The fact that there is a common element in interest rates, however, does not mean that interest rates need to move in lock-step with one another. Countries with a floating exchange rate, like Australia, still retain considerable flexibility to set interest rates based on their domestic considerations. We did not lower our interest rates to the extraordinarily low levels seen elsewhere after the financial crisis. Our circumstances were different: we didn't have a meltdown in the financial system and we experienced a very large cycle in commodity prices and mining investment.

Just as we did not move in lock-step on the way down, we don't need to do so in the other direction. It's understandable that some other central banks are raising rates. They lowered their rates by more than us and, in a number of countries, the unemployment rate is now below conventional estimates of full employment at a time when above-trend growth is expected.

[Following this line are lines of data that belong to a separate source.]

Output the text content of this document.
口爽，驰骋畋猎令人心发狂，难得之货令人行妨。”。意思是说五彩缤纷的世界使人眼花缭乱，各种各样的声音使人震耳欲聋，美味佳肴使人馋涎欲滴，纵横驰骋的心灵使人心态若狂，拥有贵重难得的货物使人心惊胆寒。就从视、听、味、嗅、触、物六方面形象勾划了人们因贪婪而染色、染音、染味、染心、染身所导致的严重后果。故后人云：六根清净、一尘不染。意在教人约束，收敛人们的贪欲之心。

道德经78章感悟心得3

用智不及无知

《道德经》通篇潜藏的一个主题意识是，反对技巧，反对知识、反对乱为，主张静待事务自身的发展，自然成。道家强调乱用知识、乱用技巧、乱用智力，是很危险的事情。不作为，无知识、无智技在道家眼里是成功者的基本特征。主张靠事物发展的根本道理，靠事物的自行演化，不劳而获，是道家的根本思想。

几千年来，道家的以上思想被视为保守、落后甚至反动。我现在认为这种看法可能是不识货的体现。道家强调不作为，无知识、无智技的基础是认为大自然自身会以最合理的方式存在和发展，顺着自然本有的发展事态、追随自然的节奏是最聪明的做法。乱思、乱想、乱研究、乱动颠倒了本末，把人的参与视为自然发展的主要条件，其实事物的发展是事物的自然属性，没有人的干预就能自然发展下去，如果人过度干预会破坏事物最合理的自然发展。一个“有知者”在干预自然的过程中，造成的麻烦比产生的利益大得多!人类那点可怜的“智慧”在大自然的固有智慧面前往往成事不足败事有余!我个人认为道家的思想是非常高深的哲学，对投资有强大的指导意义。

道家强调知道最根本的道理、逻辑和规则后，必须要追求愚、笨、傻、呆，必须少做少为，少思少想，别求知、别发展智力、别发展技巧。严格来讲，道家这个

Our circumstances are a little different. We are still some way from what could be considered full employment and our central scenario for inflation is for it to remain below the midpoint of the medium-term target range for the next couple of years.

We expect, though, to make further progress in reducing unemployment and having inflation return to the midpoint of the target range. If we do make that progress, at some point it will be appropriate for interest rates in Australia to also start moving up. So, given recent developments in Australia and overseas, it is likely that the next move in interest rates in Australia will be up, not down. If this is how things play out, the likely timing will depend upon the extent and pace of the progress that we make. As I have discussed, while we do expect steady progress, that progress is likely to be only gradual. Given this, the Reserve Bank Board does not see a strong case for a near-term adjustment in monetary policy. It will of course keep that judgement under review at future meetings.

I hope that these remarks this evening have helped you understand the Australian economy, our opportunities and some of the challenges we face. I look forward to answering your questions.

Philip Lowe is Governor of the Reserve Bank of Australia.